Description
The Records of Kosho the Toad was published in early 2018, only a couple months after the manuscript was accepted by the publisher. It’s a hard book to describe. As the title suggests, it does, in fact, feature a main character, who is a toad named Kosho—a Japanese name prominent in the history of Zen. And in many ways the poems in the book are Zen poems in which Kosho sits zazen (Zen meditation) and moves through places and scenes furnished with images, objects, and gestures common in monastic and lay Zen. There are also poems in which Kosho shows up and operates in environments associated with Christian practice. In some way or other, though, most of the poems take place in more familiar places that Kosho inhabits: house, garden, field, mountain, river, lake, surrounded by grasses, trees, fences, walls, open space.
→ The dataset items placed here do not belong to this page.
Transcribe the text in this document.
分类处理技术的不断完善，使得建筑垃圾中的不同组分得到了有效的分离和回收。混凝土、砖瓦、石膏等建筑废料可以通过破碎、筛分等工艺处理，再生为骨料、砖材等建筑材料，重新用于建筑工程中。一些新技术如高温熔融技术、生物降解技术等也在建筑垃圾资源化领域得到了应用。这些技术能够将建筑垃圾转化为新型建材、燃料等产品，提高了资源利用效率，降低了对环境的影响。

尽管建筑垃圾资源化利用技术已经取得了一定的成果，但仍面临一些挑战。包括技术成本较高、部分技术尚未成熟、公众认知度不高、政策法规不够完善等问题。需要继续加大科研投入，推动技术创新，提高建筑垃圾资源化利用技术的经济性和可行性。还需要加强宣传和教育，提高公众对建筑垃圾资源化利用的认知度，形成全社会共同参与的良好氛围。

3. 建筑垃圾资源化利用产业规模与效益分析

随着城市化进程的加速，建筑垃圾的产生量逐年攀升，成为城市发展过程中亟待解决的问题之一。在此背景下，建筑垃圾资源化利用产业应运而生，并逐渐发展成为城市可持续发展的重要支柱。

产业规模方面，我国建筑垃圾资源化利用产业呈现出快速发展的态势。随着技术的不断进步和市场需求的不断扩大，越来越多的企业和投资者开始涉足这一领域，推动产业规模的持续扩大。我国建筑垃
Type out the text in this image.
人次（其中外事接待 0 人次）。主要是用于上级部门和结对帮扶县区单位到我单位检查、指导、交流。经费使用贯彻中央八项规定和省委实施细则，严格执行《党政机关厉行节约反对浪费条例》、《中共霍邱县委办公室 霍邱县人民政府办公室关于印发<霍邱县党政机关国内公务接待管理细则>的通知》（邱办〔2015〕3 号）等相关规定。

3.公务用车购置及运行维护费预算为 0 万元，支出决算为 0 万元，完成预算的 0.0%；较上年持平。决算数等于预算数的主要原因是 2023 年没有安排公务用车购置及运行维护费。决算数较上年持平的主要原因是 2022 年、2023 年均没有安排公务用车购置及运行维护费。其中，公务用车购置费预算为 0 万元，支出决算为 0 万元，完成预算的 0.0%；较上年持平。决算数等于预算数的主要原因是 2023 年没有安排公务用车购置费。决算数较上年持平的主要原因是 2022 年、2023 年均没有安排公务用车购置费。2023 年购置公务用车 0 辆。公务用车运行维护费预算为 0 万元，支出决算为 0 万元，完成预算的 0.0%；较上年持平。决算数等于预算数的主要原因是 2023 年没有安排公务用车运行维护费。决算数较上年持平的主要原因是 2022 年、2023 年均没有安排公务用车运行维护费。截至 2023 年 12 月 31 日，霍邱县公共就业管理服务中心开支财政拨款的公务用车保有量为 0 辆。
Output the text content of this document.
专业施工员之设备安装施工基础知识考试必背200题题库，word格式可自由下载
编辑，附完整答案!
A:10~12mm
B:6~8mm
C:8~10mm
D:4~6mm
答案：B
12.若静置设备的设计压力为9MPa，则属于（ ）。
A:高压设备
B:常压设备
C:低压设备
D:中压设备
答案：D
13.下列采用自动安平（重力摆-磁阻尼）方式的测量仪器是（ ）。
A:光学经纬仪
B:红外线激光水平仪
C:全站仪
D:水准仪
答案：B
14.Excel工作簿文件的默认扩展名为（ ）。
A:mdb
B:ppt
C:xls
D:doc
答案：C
The book is divided into two parts, each one of which represents a journey Kosho undertakes. In the first part, titled “The Short Trip,” Kosho moves progressively from familiar landscapes to unfamiliar and sometimes uncomfortable places. In the second part, titled “The Long Trip,” perhaps learning the wisdom contained in Hunter Thompson’s insight that “When the going gets weird, the weird turn pro,” Kosho takes a step off the hundred-foot pole into a different kind of environment. Most of the poems in this second half are based on koans collected in the first half of the classic Chinese text, The Blue Cliff Record.